Özel Bağışıklık Olayları

Deri ve Mukoza Yüzeylerde Bağışıklık

Fiziksel ve anatomik bariyerler patojenlerin vücuduna girmesini önleyen ilk savunma mekanizmalarıdır. Deride savunma görevini epidermis ve dermis tabakası; sindirim, solunum ve ürogenital sistem, konjunktiva ve meme bezinde ise mukozal yüzeyler üstlenir. Bu bölgelerde hücresel bariyer, ter, salya ve mukozal sekresyonlar (mukus) gibi yapılarla koruyuculuk sağlanır.

Deride Bağışıklık

Deri, epidermis, dermis ve hipodermis adlı tabakalı yapısında bulunan fiziksel, farmakolojik ve immünolojik bariyerler aracılığı ile koruyuculuk sağlar. Fiziksel bariyer olarak, derideki tüy ve geçirimsiz kompakt hücre yapısı, epitel hücre yenilenmesi, yerleşik mikroflora; farmakolojik bariyer olarak, çeşitli enzimler ve yağ asitleri; immünolojik bariyer olarak deri ile ilişkili lenfoid dokular görev alırlar. Deride doğal bağışıklıkta antimikrobiyal etki gösteren birçok madde (katelisidin, defensin gibi) ve sitokinler görev alır. Fakat intrasellüler ve ekstrasellüler mikroorganizmalara karşı esas savunma kazanılmış bağışıklık yolu ile sağlanır.
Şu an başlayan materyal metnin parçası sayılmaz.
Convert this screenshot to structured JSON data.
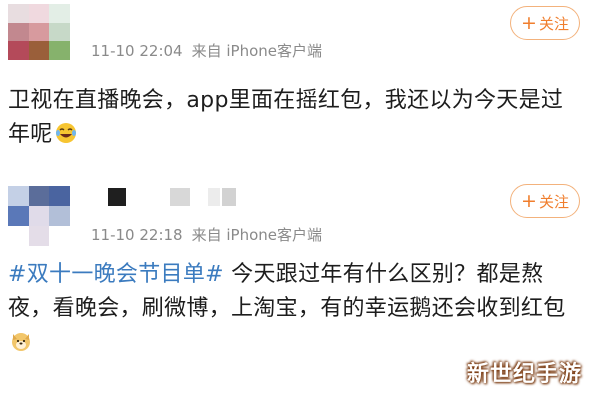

Kazanılmış bağışıklıkta temel hücreler T-lenfositleri ve IgE sınıfı antikorlardır. T -bağımsız antijenlere karşı IgM üretimi gerçekleşirken, T -bağımlı antijenler dentritik hücreler tarafından işlendikten sonra T -lenfositlerine sunulur. Antijenik peptidi bağlayan T - lenfositler fonksiyonel T -lenfositleri (Th -1, Th -2 ve Th -17) oluşturmak üzere farklılaşır. Th -1 yanıtı, IFN -α ve IL -2 üreterek intrasellüler patojenler ve tümörlerin eliminasyonunda görev alırken; Th -2 aracılı immun yanıt, ekstrasellüler parazit ve bakterilerin eliminasyonunda görev alır. Th -2 aracılı yanıt, IgE'nin bağlandığı eozinofil ve bazofillerin yanı sıra, geniş çaplı mast hücre degranülasyonu ile karakterize bir yanıttır. Th -17 yanıtı, ekstrasellüler bakteriler ve mantarlara karşı bağışıklıktan sorumludurlar. Sitotoksik T - lenfositlere farklılaşan CD8+ T -lenfositleri deride viral enfeksiyonların ve tümör hücrelerinin eliminasyonunu sağlar.

Mukozalarda Bağışıklık

Mukozal yüzeyler maruz kaldıkları çok sayıda komensal mikroorganizma ve ekzojen antijene karşı spesifik ve nonspesifik bağışıklık yanıtı geliştirir. Sindirim, solunum ve ürogenital sistem, meme dokusu ve konjunktiva gibi mukozalarda doğal bağışıklık epitel hücre bariyeri, epitel siliaların hareketi, mukus ve sekresyonlar, antimikrobiyal maddeler ve NK hücreleri ile sağlanır. Mukozalarda kazanılmış bağışıklık ise sekunder lenfoid organ olarak adlandırılan mukoza ilişkili lenfoid dokular (Mucosa -associated lymphoid tissue, MALT) aracılığı ile sağlanır. Bu dokular bağırsaklar, akciğer ve bronş konjunktiva, larinks ve genital sistemde bulunur. Mukozalarda spesifik immun yanıtta, vücut salgılarında bol miktarda bulunan salgısal IgA (secretory immunoglobulin A, sIgA) antikorları görev alır. Mukozalarda plazma hücreleri tarafından üretilen polimerik IgA (pIgA), epiteliyal hücreler tarafından üreten polimerik Ig reseptörüne (pIgR) bağlanarak mukozal epitelyal hücreler boyunca taşınır ve mukozal sekretlere geçerek sIgA halini alır. Mukozal yüzeylerde sIgA’lar, virus ve toksinlerin nötralize edilmesi, patojenlerin adhezyon ve kolonizasyonunun önlemesi gibi temel antikor fonksiyonlarını yürütür. Mukozal bağışıklıkta görevli olan bir başka spesifik bağışıklık elemanı da mast hücrelerine bağlı yangısal reaksiyonları başlatan IgE’dir. Mukozal dokularda mikroorganizmalara karşı bağışıklıkta sitotoksik T - lenfositler ve NK hücrelerinin de rolü vardır.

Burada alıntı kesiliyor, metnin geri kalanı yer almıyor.